Ordinarily he wouldn’t have had to think twice. But this was an ominous day, one of the days his motherly astrologer had warned him about, and that made every little detail something to worry about.
And wasn’t that silly? He had an enemy, and this enemy was trying to kill him, and on this particular day he was particularly at risk. And he had an assignment to kill a man, and that task inevitably carried risks of its own.
And, with all that going on, he was worrying about the coat he was wearing? That it was too discernibly green, for God’s sake?
Get over it, he told himself.
A CAB TOOK HIM to La Guardia and a plane took him to Logan, where another cab dropped him in front of the Ritz-Carlton Hotel. He walked through the lobby, came out on Newbury Street, and walked along looking for a sporting goods store. He walked a while without seeing one, and wasn’t sure Newbury Street was the place for it. Antiques, leather goods, designer clothes, Limoges boxes—that was what you bought here, not Polartec sweats and climbing gear.
Or hunting knives. If you could find such an article here in Back Bay, it would probably have an ivory handle and a sterling silver blade, along with a three-figure price tag. He was sure it would be a beautiful object, and worth every penny, but how would he feel about tossing it down a storm drain when he was done with it?
Anyway, was it a good idea to buy a hunting knife in the middle of a big city on a rainy spring day in the middle of the week? Deer season was, what, seven or eight months off? How many hunting knives would be sold in Boston today? How many of them would be bought by men in green trenchcoats?
In a stationery store he browsed among the desk accessories and picked out a letter opener with a sturdy chrome-plated steel blade and an inlaid onyx handle.

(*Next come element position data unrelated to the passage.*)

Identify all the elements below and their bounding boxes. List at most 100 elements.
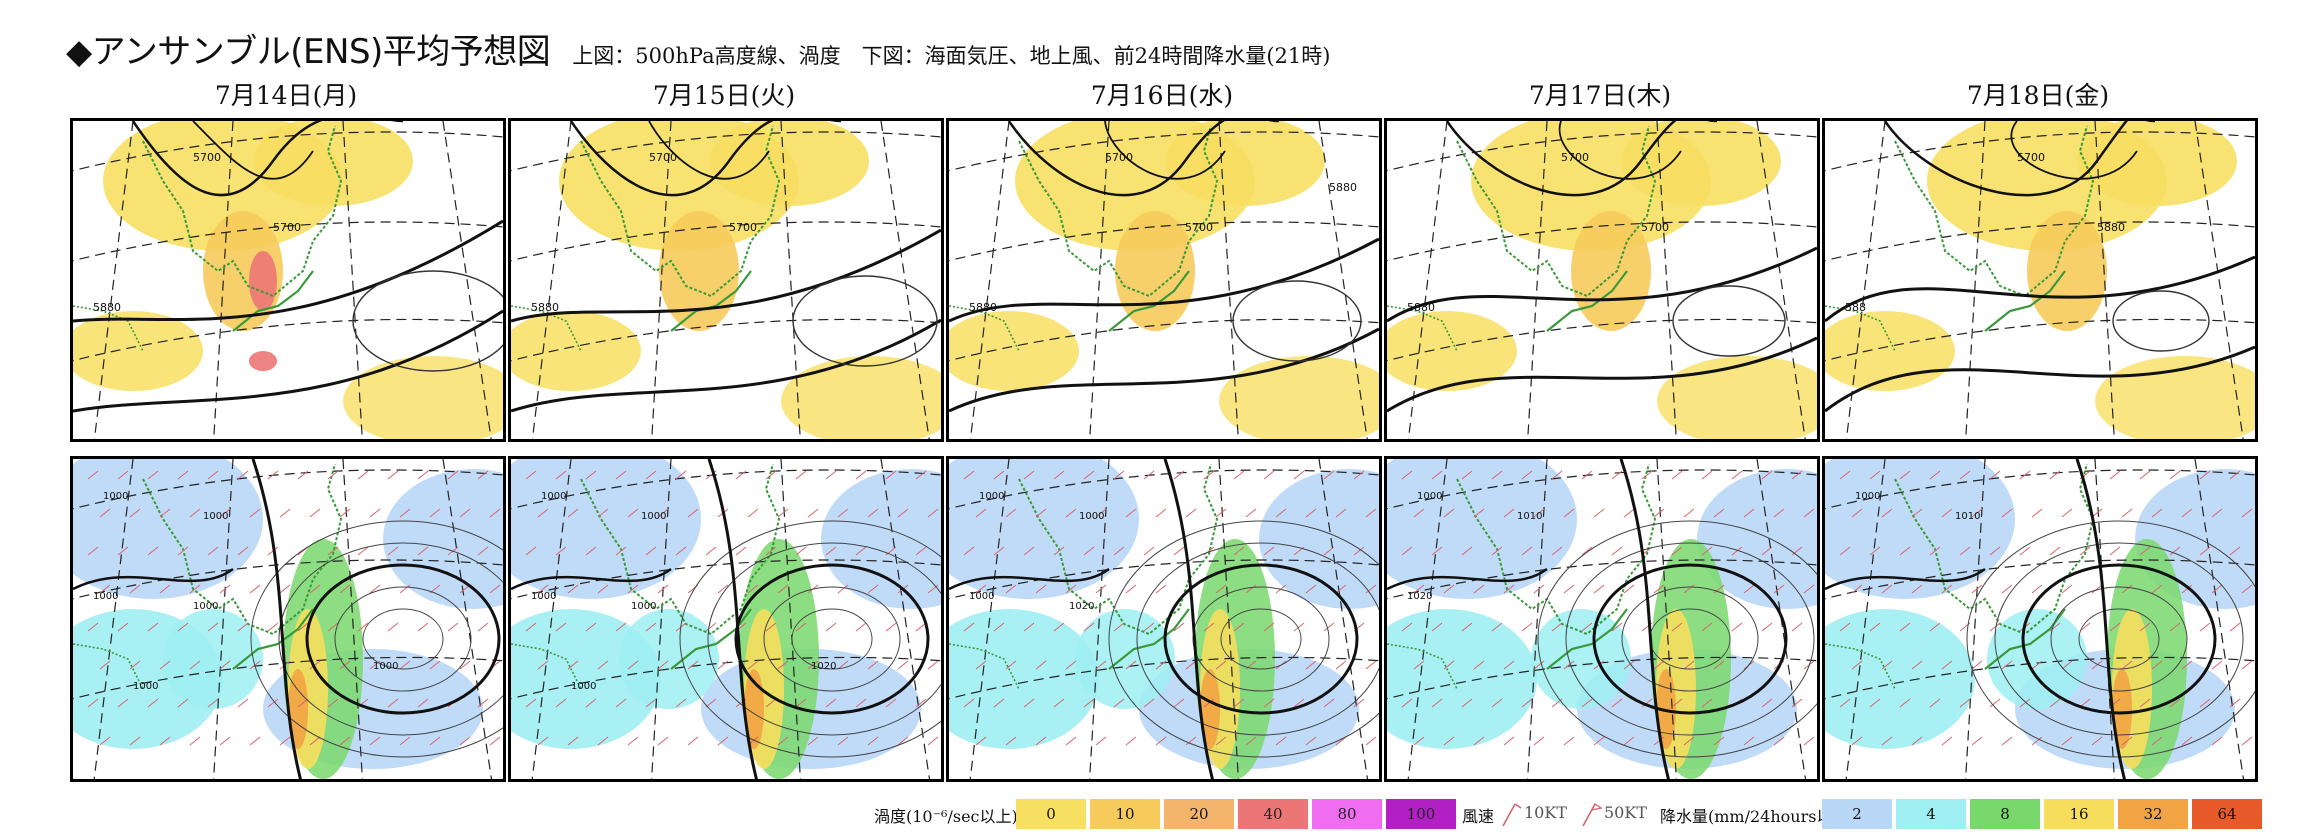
- wind-barb: [99, 736, 111, 746]
- wind-barb: [429, 508, 441, 518]
- vorticity-shading: [949, 121, 1379, 439]
- wind-barb: [1323, 470, 1335, 480]
- wind-barb: [1143, 622, 1155, 632]
- wind-barb: [87, 622, 99, 632]
- latitude-line: [73, 469, 503, 510]
- wind-barb: [1473, 736, 1485, 746]
- wind-barb: [1701, 698, 1713, 708]
- longitude-line: [651, 459, 672, 779]
- isobar: [2075, 459, 2127, 779]
- wind-barb: [87, 546, 99, 556]
- wind-barb: [1233, 470, 1245, 480]
- wind-barb: [117, 698, 129, 708]
- wind-barb: [1869, 470, 1881, 480]
- wind-barb: [1941, 660, 1953, 670]
- wind-barb: [1551, 546, 1563, 556]
- wind-barb: [1443, 736, 1455, 746]
- wind-barb: [1461, 698, 1473, 708]
- wind-barb: [2169, 698, 2181, 708]
- wind-barb: [525, 622, 537, 632]
- high-pressure-contour: [792, 275, 938, 367]
- wind-barb: [1245, 508, 1257, 518]
- vorticity-area: [1219, 356, 1379, 439]
- wind-barb: [1155, 584, 1167, 594]
- wind-barb: [597, 736, 609, 746]
- isobar: [250, 520, 503, 758]
- wind-barb: [1839, 622, 1851, 632]
- lower-map-canvas: 1000 1000 1000 1000 1000 1000: [73, 459, 503, 779]
- wind-barb: [2061, 508, 2073, 518]
- vorticity-shading: [73, 121, 503, 439]
- latitude-line: [73, 318, 503, 362]
- wind-barb: [1113, 470, 1125, 480]
- wind-barb: [1623, 660, 1635, 670]
- isobar-label: 1000: [979, 491, 1004, 502]
- latitude-line: [511, 221, 941, 262]
- wind-10kt-label: 10KT: [1524, 803, 1567, 822]
- coastline: [73, 125, 343, 352]
- wind-barb: [645, 546, 657, 556]
- wind-barb: [855, 698, 867, 708]
- wind-legend-label: 風速: [1462, 807, 1495, 826]
- coastline: [1387, 125, 1657, 352]
- page-title: ◆アンサンブル(ENS)平均予想図: [66, 32, 551, 72]
- wind-barb: [117, 470, 129, 480]
- latitude-line: [73, 559, 503, 600]
- wind-barb: [1761, 546, 1773, 556]
- lower-map-day-5: 1000 1010: [1822, 456, 2258, 782]
- wind-barb: [645, 470, 657, 480]
- precip-swatch-32: 32: [2118, 799, 2188, 829]
- height-contour: [511, 318, 941, 413]
- wind-barb: [615, 470, 627, 480]
- isobar: [949, 567, 1110, 591]
- precip-area: [1697, 469, 1817, 609]
- wind-50kt-label: 50KT: [1604, 803, 1647, 822]
- wind-barb: [1581, 622, 1593, 632]
- height-contours: [73, 121, 503, 413]
- wind-barb: [807, 508, 819, 518]
- coastline: [949, 125, 1219, 352]
- wind-barb: [1023, 622, 1035, 632]
- wind-barb: [327, 546, 339, 556]
- wind-barb: [717, 660, 729, 670]
- longitude-line: [1965, 121, 1986, 439]
- wind-barb: [2169, 470, 2181, 480]
- longitude-line: [969, 121, 1010, 439]
- wind-barb: [735, 546, 747, 556]
- contour-label: 5880: [2097, 221, 2125, 234]
- wind-barb: [2139, 546, 2151, 556]
- isobar: [1192, 586, 1330, 692]
- wind-barb: [567, 660, 579, 670]
- wind-barb: [1701, 546, 1713, 556]
- wind-barb: [1083, 622, 1095, 632]
- wind-barb: [339, 736, 351, 746]
- height-contour: [1387, 336, 1817, 413]
- wind-barb: [177, 622, 189, 632]
- precip-area: [1825, 459, 2015, 599]
- wind-barb: [597, 660, 609, 670]
- wind-barb: [1095, 660, 1107, 670]
- wind-barb: [1533, 508, 1545, 518]
- longitude-line: [1318, 121, 1368, 439]
- wind-barb: [585, 470, 597, 480]
- wind-barb: [117, 546, 129, 556]
- wind-barb: [159, 660, 171, 670]
- wind-barb: [327, 622, 339, 632]
- wind-barb: [795, 698, 807, 708]
- wind-barb: [1533, 584, 1545, 594]
- wind-barb: [1713, 660, 1725, 670]
- wind-barb: [1215, 508, 1227, 518]
- latitude-line: [73, 131, 503, 172]
- wind-barb: [1245, 584, 1257, 594]
- wind-barb: [1713, 584, 1725, 594]
- wind-barb: [1623, 584, 1635, 594]
- wind-barb: [1653, 584, 1665, 594]
- day-label-5: 7月18日(金): [1966, 81, 2110, 110]
- isobar: [1163, 563, 1359, 715]
- contour-label: 5700: [1641, 221, 1669, 234]
- wind-barb: [2199, 698, 2211, 708]
- height-contour: [1825, 255, 2255, 323]
- isobar-label: 1000: [1079, 511, 1104, 522]
- wind-barb: [1233, 622, 1245, 632]
- longitude-line: [531, 121, 572, 439]
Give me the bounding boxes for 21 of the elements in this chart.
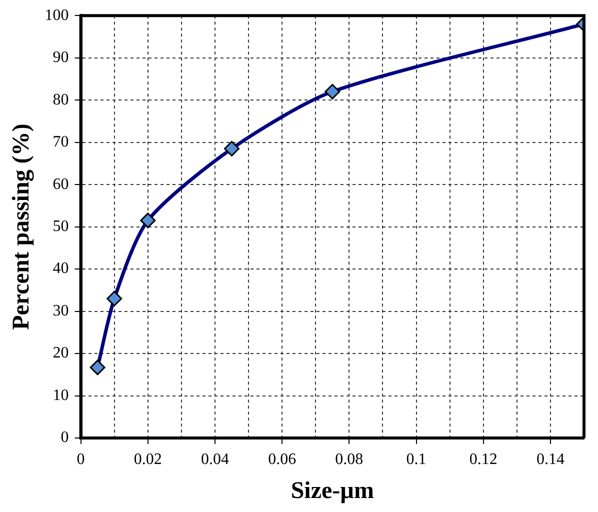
x-tick-label: 0.14 (536, 450, 564, 468)
y-axis-title: Percent passing (%) (8, 124, 35, 330)
x-tick-label: 0.02 (134, 450, 162, 468)
y-tick-label: 80 (52, 91, 69, 108)
y-tick-label: 100 (44, 6, 69, 24)
x-tick-label: 0.06 (268, 450, 296, 468)
y-tick-label: 50 (52, 218, 69, 236)
y-tick-label: 60 (52, 176, 69, 193)
y-tick-label: 20 (52, 344, 69, 362)
x-tick-label: 0.12 (469, 450, 498, 468)
x-tick-label: 0.04 (200, 450, 229, 468)
y-tick-label: 90 (52, 49, 69, 66)
y-tick-label: 0 (60, 429, 69, 446)
y-tick-label: 70 (52, 134, 69, 151)
x-axis-title: Size-µm (290, 478, 374, 504)
x-tick-label: 0.08 (335, 450, 364, 468)
x-tick-label: 0 (76, 450, 85, 468)
x-tick-label: 0.1 (406, 450, 426, 468)
y-tick-label: 30 (52, 302, 69, 320)
y-tick-label: 10 (52, 386, 69, 404)
y-tick-label: 40 (52, 260, 69, 278)
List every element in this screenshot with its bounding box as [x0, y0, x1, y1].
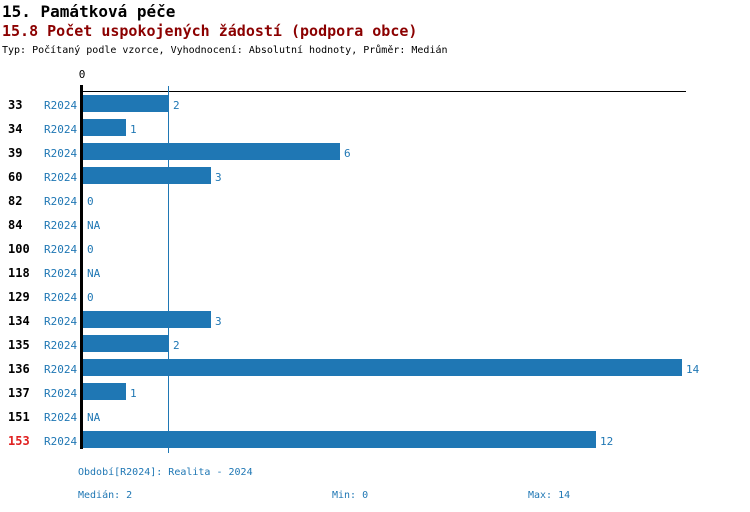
axis-zero-line: [80, 85, 83, 449]
row-value-label: 3: [215, 171, 222, 184]
chart-row: 39 R2024 6: [0, 141, 750, 165]
row-value-label: 0: [87, 243, 94, 256]
chart-row: 60 R2024 3: [0, 165, 750, 189]
value-bar: [83, 95, 169, 112]
row-period-label: R2024: [44, 387, 78, 400]
chart-row: 100 R2024 0: [0, 237, 750, 261]
value-bar: [83, 143, 340, 160]
row-value-label: 1: [130, 123, 137, 136]
row-period-label: R2024: [44, 147, 78, 160]
value-bar: [83, 119, 126, 136]
row-value-label: NA: [87, 267, 101, 280]
chart-row: 118 R2024 NA: [0, 261, 750, 285]
row-category-label: 134: [8, 314, 30, 328]
row-period-label: R2024: [44, 291, 78, 304]
row-category-label: 118: [8, 266, 30, 280]
section-title: 15. Památková péče: [2, 2, 176, 21]
chart-row: 33 R2024 2: [0, 93, 750, 117]
row-value-label: 0: [87, 195, 94, 208]
row-value-label: 3: [215, 315, 222, 328]
value-bar: [83, 383, 126, 400]
row-value-label: 12: [600, 435, 614, 448]
row-period-label: R2024: [44, 315, 78, 328]
chart-row: 82 R2024 0: [0, 189, 750, 213]
row-value-label: 6: [344, 147, 351, 160]
row-category-label: 135: [8, 338, 30, 352]
row-period-label: R2024: [44, 435, 78, 448]
row-value-label: NA: [87, 219, 101, 232]
indicator-title: 15.8 Počet uspokojených žádostí (podpora…: [2, 22, 418, 40]
value-bar: [83, 311, 212, 328]
row-value-label: 1: [130, 387, 137, 400]
row-category-label: 84: [8, 218, 23, 232]
chart-row: 137 R2024 1: [0, 381, 750, 405]
row-value-label: 2: [173, 339, 180, 352]
chart-row: 153 R2024 12: [0, 429, 750, 453]
footer-median-label: Medián: 2: [78, 490, 133, 501]
row-value-label: 0: [87, 291, 94, 304]
chart-row: 135 R2024 2: [0, 333, 750, 357]
row-period-label: R2024: [44, 243, 78, 256]
chart-row: 84 R2024 NA: [0, 213, 750, 237]
row-category-label: 151: [8, 410, 30, 424]
value-bar: [83, 431, 597, 448]
row-category-label: 129: [8, 290, 30, 304]
row-period-label: R2024: [44, 219, 78, 232]
footer-max-label: Max: 14: [528, 490, 571, 501]
value-bar: [83, 335, 169, 352]
row-category-label: 33: [8, 98, 23, 112]
row-period-label: R2024: [44, 339, 78, 352]
row-period-label: R2024: [44, 195, 78, 208]
row-category-label: 34: [8, 122, 23, 136]
row-value-label: NA: [87, 411, 101, 424]
indicator-meta-line: Typ: Počítaný podle vzorce, Vyhodnocení:…: [2, 45, 448, 56]
row-period-label: R2024: [44, 411, 78, 424]
chart-row: 129 R2024 0: [0, 285, 750, 309]
axis-top-rule: [80, 91, 686, 92]
row-category-label: 39: [8, 146, 23, 160]
row-category-label: 60: [8, 170, 23, 184]
value-bar: [83, 167, 212, 184]
row-value-label: 2: [173, 99, 180, 112]
row-category-label: 137: [8, 386, 30, 400]
row-period-label: R2024: [44, 99, 78, 112]
median-line: [168, 86, 169, 453]
row-period-label: R2024: [44, 171, 78, 184]
row-category-label: 136: [8, 362, 30, 376]
row-category-label: 100: [8, 242, 30, 256]
row-period-label: R2024: [44, 363, 78, 376]
row-period-label: R2024: [44, 123, 78, 136]
row-category-label: 153: [8, 434, 30, 448]
row-value-label: 14: [686, 363, 700, 376]
chart-row: 34 R2024 1: [0, 117, 750, 141]
chart-row: 136 R2024 14: [0, 357, 750, 381]
row-category-label: 82: [8, 194, 23, 208]
axis-zero-label: 0: [78, 68, 86, 81]
row-period-label: R2024: [44, 267, 78, 280]
chart-row: 151 R2024 NA: [0, 405, 750, 429]
value-bar: [83, 359, 682, 376]
chart-row: 134 R2024 3: [0, 309, 750, 333]
footer-min-label: Min: 0: [332, 490, 369, 501]
footer-period-line: Období[R2024]: Realita - 2024: [78, 467, 253, 478]
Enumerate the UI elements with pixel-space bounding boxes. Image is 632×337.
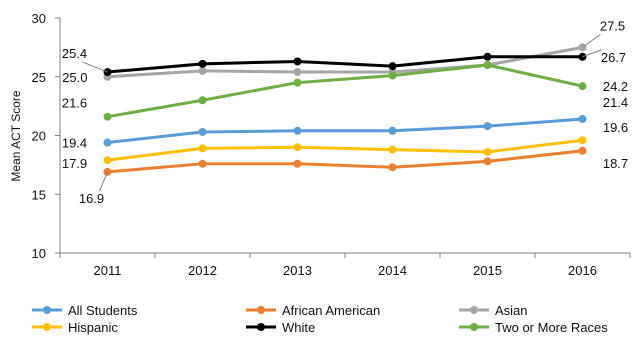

The sales girl put it in a gift box without asking. It evidently didn’t occur to her that anyone might buy an item like that for himself.
And in a sense Keller hadn’t. He’d bought it for Alvin Thurnauer, and now it was time to deliver it.
THAT WAS THE SUBJECT’S name, Alvin Thurnauer, and Keller had seen a photograph of a big, outdoorsy guy with a full head of light brown hair. Along with the photo, the client had supplied an address on Emerson Street and a set of keys, one for the front door and one for the second-floor apartment where Thurnauer and his girlfriend would be playing Thank God It’s Wednesday.